An odyssey of going back to the roots

It encapsulates philosophies that the grind of career and competition in urban India has made us forget
An odyssey of going back to the roots

The subtitle of Suchita Malik’s Scent of the Soil: A Civil Servant Returns to his Roots encompasses the gist of this story: about a civil servant, who, having achieved much in his career and won many accolades, realises that he will perhaps be happier back in the village where he was born and brought up.

Shubhojit Singh, the protagonist of Scent of the Soil, is a high-ranking IAS officer; the story opens with a glittering function at Vigyan Bhawan where Shubhojit is being bestowed the Prime Minister’s Award, the highest honour for a civil servant, for the second time in his career. 

Scent of the Soil: A Civil
Servant Returns to his Roots
By: Suchita Malik
Publisher: Rupa
Pages: 281;  Price: `495

From his obvious career success to the adulation he receives from juniors; from the plush bungalow he occupies to the warmth and friendship of his colleagues—Shubhojit appears as a man to be envied.

This, however, is illusory, for Shubhojit is a lonely, unhappy man. It has been three years since his wife Yashodhra left him and married again.

Also gone from Shubhojit’s life are their two grown-up children, Hemant and Neelakshi. Hemant, on the verge of starting college, is drifting away into drugs, and Shubhojit finds himself having to use his official status to bail Hemant out of a mess.

But things take a sudden turn when Shubhojit suffers a mild heart attack, and his family—including his ex-wife, his estranged children, and his old mother, who lives in the village—comes to his bedside.

As Hemant, Neelakshi and their grandmother Kamladevi stay with Shubhojit in his house while he recuperates, the older people recount the experiences of their lives, with results that are predictably rosy.

On the plus side, Scent of the Soil encapsulates philosophies that the daily grind of career and competition in urban India may have made most of us forget.
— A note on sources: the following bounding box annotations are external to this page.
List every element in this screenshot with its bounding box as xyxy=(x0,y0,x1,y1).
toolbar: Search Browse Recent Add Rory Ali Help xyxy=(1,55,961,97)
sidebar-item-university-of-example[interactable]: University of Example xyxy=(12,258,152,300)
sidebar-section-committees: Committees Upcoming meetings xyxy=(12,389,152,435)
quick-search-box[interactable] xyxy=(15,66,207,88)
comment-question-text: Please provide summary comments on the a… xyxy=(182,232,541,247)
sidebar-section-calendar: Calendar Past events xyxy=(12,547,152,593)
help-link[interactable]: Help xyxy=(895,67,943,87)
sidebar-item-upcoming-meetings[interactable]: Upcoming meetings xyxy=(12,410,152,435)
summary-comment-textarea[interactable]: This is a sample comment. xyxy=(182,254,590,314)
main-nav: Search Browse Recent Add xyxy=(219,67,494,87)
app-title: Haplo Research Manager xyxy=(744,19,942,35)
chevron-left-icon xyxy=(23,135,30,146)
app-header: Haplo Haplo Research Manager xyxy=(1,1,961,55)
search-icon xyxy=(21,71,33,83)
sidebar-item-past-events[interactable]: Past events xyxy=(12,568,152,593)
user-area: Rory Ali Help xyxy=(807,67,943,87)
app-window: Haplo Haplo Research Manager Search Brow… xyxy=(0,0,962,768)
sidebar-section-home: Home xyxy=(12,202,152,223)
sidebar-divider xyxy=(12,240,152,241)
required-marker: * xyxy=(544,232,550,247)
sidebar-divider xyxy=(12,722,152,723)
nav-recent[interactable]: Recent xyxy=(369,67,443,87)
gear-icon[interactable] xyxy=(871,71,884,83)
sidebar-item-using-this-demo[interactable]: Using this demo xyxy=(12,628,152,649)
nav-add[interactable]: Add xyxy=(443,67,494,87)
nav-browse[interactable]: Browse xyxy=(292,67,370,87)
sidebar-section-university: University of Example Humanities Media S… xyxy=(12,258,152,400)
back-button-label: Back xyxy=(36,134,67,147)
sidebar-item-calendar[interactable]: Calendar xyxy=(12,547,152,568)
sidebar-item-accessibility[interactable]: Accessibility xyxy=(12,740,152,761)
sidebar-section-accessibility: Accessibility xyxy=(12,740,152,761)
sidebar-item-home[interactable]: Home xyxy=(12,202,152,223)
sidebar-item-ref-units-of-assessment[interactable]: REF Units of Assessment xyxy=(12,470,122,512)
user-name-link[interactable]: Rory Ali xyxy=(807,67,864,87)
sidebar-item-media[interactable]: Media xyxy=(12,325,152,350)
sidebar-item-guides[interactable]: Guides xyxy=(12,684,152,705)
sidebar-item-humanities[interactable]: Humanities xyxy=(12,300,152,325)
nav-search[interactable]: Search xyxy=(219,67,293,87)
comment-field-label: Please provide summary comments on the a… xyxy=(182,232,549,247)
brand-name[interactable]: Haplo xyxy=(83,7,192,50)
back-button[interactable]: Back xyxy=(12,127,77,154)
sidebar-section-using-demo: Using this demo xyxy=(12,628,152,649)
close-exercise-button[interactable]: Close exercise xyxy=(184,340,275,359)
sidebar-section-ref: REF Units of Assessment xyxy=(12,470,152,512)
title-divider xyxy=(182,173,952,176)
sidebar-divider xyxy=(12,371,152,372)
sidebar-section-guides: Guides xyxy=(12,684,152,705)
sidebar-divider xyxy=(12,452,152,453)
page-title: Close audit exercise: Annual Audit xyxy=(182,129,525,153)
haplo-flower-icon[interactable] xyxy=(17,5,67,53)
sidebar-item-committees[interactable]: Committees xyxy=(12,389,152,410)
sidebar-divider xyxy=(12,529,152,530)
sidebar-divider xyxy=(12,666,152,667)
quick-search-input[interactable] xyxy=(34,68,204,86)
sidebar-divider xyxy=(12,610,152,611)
Shubhojit’s realisation that he has invested everything in his career while neglecting his family is probably uncomfortably familiar to thousands of ambitious, career-oriented individuals.

The insights into the functioning of the IAS are interesting (and more so are the reminiscences of village life in northern India).

The minuses, however, outweigh the pluses. The story is a mere thread, with not enough of a plot to justify nearly 300 pages. Instead of a story, much of the book consists of long-winded platitudes about how to live one’s life. The introspection, the reminiscences, and the admonitions to the younger generation could have been worked in a more dynamic fashion instead of what they are: trite and repetitive.

Another major shortcoming of Scent of the Soil is its dialogues, many of which are simply too unreal to strike a chord. As an example, “…I have always maintained that a large part of the problem is over when you place yourself in the shoes of the aggrieved and then think of a solution.

When you acquire land for any urbanisation-related activity, contiguity of land is a critical requirement for efficient planning and provision of all civic services…” sounds more like an extract from an address at a seminar than a father telling his children about an incident from his career.

Scent of the Soil promises much, but delivers little by way of substance.